Perhaps, there may be alternative policies for dealing with the air pollution fiasco, but the blatant exploitation of ground water of the region is a threat for all — yet we are going to ignore it because the rich entitled farmers are making money at our expense.
Maybe, we should file a PIL and get the court to act — and then wait for farmers to protest against the judgement to see how the situation evolves?
The more pressing issue here is that for 30 years these laws were discussed and debated, they had a degree of political acceptance, yet everyone was quick to politicise the issue in order to thwart its implementation.
Reforms in India are often delayed — but they are inevitable.
Thus, I am confident that farmers of the country will get this reform at some point — but the delay will only blunt its gains.

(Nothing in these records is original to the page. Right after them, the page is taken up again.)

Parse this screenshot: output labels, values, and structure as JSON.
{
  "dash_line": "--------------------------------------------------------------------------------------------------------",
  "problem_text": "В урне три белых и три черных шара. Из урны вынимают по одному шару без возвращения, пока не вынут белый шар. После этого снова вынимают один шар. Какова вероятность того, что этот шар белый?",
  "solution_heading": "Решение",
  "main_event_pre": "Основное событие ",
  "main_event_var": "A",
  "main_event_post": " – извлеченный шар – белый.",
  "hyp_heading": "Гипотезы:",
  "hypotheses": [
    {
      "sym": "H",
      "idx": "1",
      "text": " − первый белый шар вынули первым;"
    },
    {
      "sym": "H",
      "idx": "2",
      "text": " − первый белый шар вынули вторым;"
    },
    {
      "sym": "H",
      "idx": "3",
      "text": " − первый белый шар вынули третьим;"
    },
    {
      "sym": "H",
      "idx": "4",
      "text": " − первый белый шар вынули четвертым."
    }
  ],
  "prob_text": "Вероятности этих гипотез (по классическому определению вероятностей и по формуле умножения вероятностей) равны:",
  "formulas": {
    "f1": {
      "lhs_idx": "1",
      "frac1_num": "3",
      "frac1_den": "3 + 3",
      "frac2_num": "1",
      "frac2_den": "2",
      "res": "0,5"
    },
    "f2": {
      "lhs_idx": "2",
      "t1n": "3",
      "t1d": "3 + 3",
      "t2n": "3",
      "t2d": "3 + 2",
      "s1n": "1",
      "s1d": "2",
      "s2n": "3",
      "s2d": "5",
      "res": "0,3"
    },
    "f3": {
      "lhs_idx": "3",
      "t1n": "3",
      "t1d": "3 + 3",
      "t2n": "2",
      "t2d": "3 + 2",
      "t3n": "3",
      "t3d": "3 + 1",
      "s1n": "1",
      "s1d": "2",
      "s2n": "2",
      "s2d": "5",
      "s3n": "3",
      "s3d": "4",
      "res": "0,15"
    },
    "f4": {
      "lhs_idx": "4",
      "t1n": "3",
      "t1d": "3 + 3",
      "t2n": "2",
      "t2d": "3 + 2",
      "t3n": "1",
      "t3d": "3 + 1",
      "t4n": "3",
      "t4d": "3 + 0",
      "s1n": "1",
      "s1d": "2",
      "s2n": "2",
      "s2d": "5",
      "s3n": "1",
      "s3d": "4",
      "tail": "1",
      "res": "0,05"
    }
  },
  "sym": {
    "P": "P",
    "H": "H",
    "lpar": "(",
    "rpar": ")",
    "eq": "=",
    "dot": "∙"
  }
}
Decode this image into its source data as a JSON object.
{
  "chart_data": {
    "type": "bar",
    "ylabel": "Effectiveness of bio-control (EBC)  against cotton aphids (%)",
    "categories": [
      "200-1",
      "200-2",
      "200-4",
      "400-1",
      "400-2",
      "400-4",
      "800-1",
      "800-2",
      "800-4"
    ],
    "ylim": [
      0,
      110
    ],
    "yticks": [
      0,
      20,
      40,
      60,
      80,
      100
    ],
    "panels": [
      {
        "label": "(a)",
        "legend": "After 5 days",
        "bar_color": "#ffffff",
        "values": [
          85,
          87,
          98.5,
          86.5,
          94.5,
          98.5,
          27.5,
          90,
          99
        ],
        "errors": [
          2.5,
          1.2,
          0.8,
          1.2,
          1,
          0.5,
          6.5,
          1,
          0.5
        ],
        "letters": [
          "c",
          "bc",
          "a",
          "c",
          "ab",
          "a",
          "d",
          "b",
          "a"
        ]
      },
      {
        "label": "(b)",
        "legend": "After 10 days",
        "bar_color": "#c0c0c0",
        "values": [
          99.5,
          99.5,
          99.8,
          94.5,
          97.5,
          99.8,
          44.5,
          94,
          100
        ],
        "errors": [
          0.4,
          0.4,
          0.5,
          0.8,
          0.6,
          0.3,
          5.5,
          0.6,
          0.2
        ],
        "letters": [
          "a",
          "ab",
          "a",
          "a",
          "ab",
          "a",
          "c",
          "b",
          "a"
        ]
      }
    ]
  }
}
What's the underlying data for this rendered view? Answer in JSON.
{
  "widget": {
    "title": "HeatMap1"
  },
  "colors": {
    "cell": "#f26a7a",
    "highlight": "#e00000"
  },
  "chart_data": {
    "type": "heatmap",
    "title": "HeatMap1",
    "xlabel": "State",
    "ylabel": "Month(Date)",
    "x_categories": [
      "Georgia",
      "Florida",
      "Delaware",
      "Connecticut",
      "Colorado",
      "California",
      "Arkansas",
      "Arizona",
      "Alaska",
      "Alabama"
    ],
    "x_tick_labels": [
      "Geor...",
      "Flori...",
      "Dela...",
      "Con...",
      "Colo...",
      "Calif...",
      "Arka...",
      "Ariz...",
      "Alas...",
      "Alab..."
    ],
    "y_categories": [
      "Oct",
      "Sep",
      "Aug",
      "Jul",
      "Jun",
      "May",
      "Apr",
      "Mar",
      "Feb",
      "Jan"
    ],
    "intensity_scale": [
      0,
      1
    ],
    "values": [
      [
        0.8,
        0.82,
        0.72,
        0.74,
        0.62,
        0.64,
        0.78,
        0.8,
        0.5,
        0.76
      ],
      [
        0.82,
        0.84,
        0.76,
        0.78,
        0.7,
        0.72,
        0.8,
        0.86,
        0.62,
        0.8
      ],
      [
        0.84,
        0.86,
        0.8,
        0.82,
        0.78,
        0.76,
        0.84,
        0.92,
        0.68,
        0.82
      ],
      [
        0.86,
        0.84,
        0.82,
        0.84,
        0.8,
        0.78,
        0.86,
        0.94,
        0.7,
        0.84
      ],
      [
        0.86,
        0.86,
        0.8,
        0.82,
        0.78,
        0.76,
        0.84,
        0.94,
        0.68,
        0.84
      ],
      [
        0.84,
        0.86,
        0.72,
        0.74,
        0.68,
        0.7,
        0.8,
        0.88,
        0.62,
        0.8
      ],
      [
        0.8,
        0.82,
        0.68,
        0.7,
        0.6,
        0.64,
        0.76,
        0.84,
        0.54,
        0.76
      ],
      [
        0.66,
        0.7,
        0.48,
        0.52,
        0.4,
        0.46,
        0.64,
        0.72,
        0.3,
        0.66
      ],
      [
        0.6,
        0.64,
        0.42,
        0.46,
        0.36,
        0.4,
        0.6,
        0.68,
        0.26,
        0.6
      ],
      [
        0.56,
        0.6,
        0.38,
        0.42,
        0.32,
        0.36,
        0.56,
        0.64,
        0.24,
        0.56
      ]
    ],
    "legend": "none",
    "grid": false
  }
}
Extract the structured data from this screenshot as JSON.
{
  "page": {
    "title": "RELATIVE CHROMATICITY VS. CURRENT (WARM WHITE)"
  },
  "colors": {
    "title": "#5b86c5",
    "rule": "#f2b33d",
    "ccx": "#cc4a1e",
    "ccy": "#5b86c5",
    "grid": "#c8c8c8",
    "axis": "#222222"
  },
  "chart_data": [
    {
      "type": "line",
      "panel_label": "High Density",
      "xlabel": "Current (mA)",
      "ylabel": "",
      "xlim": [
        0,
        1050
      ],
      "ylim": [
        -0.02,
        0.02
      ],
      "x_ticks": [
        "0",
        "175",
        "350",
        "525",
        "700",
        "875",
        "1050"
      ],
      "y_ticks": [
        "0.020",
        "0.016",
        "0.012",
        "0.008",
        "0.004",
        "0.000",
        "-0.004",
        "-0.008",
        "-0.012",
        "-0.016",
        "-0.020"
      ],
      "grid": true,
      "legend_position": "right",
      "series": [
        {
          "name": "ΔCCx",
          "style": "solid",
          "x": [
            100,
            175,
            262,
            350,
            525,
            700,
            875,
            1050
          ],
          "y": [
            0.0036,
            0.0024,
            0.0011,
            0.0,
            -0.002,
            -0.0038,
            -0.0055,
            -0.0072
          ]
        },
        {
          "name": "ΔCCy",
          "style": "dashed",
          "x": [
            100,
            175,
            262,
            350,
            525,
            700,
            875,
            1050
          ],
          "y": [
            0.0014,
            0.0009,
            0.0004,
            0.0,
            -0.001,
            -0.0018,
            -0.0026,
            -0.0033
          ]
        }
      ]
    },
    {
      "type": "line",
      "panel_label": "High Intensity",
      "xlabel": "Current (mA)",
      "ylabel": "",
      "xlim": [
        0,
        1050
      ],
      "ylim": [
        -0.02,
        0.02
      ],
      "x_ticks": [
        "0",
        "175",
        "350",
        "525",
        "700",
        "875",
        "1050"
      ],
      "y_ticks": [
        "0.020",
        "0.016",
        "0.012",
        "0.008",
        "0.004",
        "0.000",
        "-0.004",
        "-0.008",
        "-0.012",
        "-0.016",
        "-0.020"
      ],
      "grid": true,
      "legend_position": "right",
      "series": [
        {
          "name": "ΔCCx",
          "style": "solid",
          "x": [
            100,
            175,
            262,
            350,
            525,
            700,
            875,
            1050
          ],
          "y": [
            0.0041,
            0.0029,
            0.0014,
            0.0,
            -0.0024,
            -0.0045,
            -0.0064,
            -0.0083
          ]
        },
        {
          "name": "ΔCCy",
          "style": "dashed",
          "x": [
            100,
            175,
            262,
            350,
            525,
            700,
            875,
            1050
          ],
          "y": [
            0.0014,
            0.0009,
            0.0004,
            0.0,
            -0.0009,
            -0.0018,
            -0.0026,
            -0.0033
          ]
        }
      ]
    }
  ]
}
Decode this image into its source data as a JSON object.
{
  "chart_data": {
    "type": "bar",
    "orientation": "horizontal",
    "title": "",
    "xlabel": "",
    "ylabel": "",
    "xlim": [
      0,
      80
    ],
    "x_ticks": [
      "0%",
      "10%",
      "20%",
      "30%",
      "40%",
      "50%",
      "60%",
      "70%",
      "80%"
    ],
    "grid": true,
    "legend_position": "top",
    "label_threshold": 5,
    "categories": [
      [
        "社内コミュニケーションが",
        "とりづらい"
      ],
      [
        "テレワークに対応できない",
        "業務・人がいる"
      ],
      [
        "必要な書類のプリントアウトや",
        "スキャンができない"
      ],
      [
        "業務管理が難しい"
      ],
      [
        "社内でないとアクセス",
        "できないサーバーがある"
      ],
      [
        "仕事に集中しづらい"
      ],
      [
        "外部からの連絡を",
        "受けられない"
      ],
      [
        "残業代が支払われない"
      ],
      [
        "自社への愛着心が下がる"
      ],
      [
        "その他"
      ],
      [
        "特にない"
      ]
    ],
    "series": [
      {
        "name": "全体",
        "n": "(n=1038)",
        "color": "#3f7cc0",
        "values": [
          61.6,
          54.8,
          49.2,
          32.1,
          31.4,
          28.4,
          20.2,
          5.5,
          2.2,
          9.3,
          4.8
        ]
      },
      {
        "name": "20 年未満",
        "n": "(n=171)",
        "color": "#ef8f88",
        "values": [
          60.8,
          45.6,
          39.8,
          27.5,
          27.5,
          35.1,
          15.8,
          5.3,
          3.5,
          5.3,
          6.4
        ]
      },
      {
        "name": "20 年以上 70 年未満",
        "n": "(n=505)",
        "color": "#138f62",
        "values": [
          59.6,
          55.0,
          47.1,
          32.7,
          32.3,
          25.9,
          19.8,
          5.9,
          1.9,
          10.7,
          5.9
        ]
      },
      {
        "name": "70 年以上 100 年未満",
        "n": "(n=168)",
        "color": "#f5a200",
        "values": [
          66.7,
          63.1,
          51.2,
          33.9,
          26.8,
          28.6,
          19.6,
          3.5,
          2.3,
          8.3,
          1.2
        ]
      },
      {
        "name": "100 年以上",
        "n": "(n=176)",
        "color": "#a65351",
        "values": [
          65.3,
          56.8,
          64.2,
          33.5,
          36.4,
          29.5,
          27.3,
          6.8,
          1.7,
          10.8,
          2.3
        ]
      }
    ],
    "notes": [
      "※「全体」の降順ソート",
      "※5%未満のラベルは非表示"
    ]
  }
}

Consider a situation whereby the 1991 reforms were also stalled — that is a catastrophic scenario to imagine. The new laws are an equivalent of those very same reforms. This should give us an idea of the importance of these reforms — which have been recommended by experts across the board with genuine scholarship in several committees.
The more important point here is with regards to economic policymaking in the country and why it must be restricted to either the executive or the legislative. The main thing about economic policymaking is its redistribution impact. That is, economic policymaking tends to affect economic growth, prosperity and the distribution of the dividends of the same among people.
The very basic question in economics is what to produce, how to produce and for whom to produce —the answer to which have to be determined by government policies.
These policies must inherently factor in the aggregate preferences — or the revealed preferences of the society in general.
Reforms, especially economic reforms tend to have significant distributional impact and thus, revealed preferences as an outcome of electoral results become significant to signal our policymakers on the policy with maximum possible acceptability.
It is also a question of technocratic expertise blending with public accountability which must govern these issues. A good example is monetary policy or taxation policies which are important policies that weigh in conflicting interests which are resolved by these institutions.
In the present case of farmers, there are two conflicting interests — farmers who support the laws and farmers who are protesting. The number of farmers who support the new laws are greater than those who are protesting from what we know so far.
The question that thus arises is that should we allow a protest based on spreading fear through lies to stay a law passed by Parliament of India which benefits a large number of our farmers just because of a street veto of a few thousand protesters?